Ein Bodenfilter kann viel mehr. Er reduziert sowohl Stickstoff- als auch Phosphorverbindungen durch die darin lebenden unters. Bakterienstämme, die ganz spezielle Ansprüche haben. Für den P-Entzug braucht es aber besondere Bedingungen, wie ein eisenhaltiges Substrat.


> Im belebten Boden finden die Bakterien günstige Bedingungen, den organisch gebundenen Stickstoff zu Ammonium, Nitrat und schließlich zu Luftstickstoff umzusetzen und damit dem Wasser zu entziehen.
> 
> Das in einem bewachsenen Bodenfilter zurückgehaltene Phosphat wird im Bodenmaterial angelagert.


Quelle

Die normalen Pflanzenfilter entsorgen vor allem Stickstoff und in geringem Maße Phosphat, da die Pflanzen diese in ihre Zellen einbauen. 


Ein so dichtes Substrat wie Sand dürfte alles andere, als geeignet sein. Warum etwas neu erfinden, wenn es schon funktionstüchtige Vorschläge in Massen gibt? 
Irgendwo hatte auch jürgen-b seinen neuen Bodenfilter mit allem drum und dran vorgestellt. Einfach mal danach suchen.


----------



## jochen (27. Jan. 2009)

*AW: Welches Substrat im Pflanzenfilter und Bau*

Hi Annett,

wie immer sehr gutert Beitrag von dir,
jedoch das...



Annett schrieb:


> Oft wird __ Schilfrohr als einzige Bepflanzung empfohlen



...ist in der modernen Klärtechnik Schnee von gestern.


In der Fachzeitschrift für Klärverbrecher...

KA Korrespondenz Abwasser/Abfall 9/08

ist ein sehr interessanter Artikel über das Forschungsergebniss der Uni Bremen (Umweltforschung) über Bodenfilter erschienen.

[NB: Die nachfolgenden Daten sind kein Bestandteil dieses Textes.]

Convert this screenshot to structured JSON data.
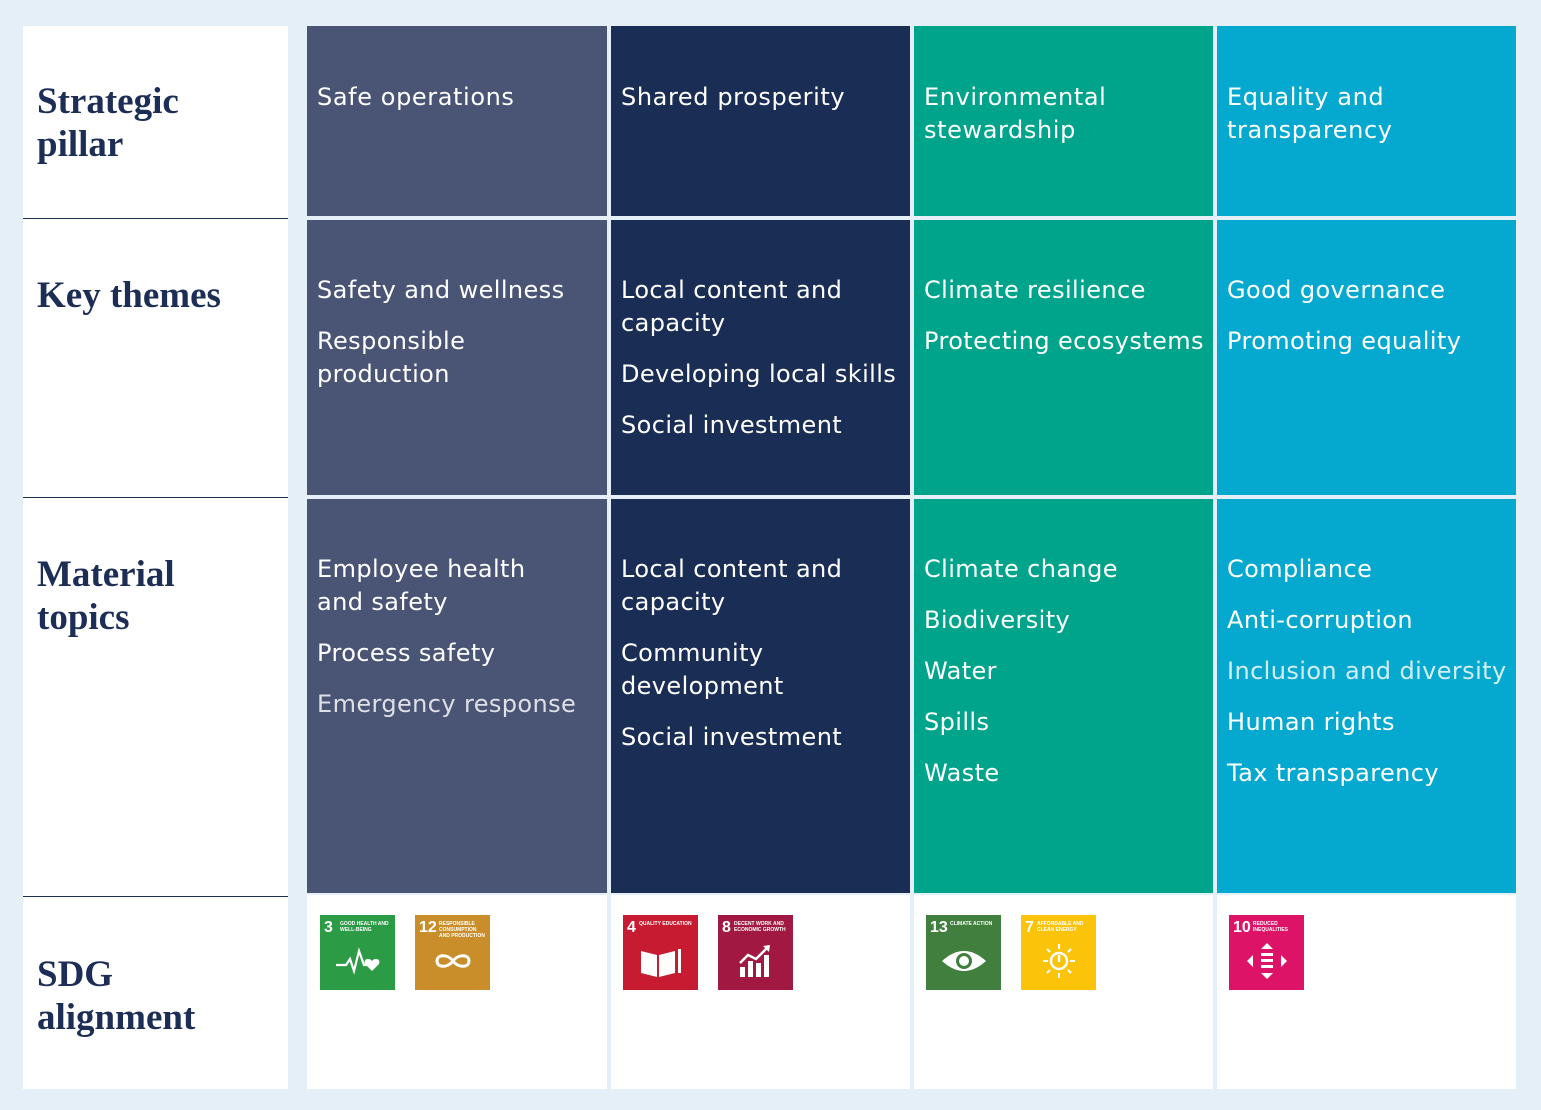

Es wird darin empfohlen mehrer Pflanzen in Bodenfiltern zu benutzen.
Macht Sinn, den verschiedene Pflanzen, haben auch verschiedene Wurzeln.
Damit soll bezweckt werden, das alle Bodenschichten im Filter erreicht werden.
Primärer Sinn und Zweck der Pflanze im Bodenfilter ist nicht das Nitrat zu entziehen, sonder das Wurzelwerk der Pflanzen soll den Boden lockern. (am Leben halten)
Als ideale Pflanzen sind dabei aufgeführt...

__ Kalmus,
Schwarz- Erle,
Schlanke Segge,
Wasser-Segge,
Schneide,
Weidenröschen,
__ Wasserdost,
Tobinambur,
Gelbe __ Schwertlilie,
Flatterbinse,
Blaugrüne Binse,
Blut-__ Weiderich,
__ Rohrglanzgras,
__ Schilf,
Silberweide,
Korbweide,
schmalblättriger __ Rohrkolben,
__ breitblättriger Rohrkolben.

Natürlich ist zB. Schwarz- Erle nicht gerade geeignet für einen Teichbodenfilter,
jedoch kann sich der ein oder andere Interessierte ein Bild über den Wurzelwerk der verschiedenen Pflanzen machen, und für sich seine eigene Kombi gestalten.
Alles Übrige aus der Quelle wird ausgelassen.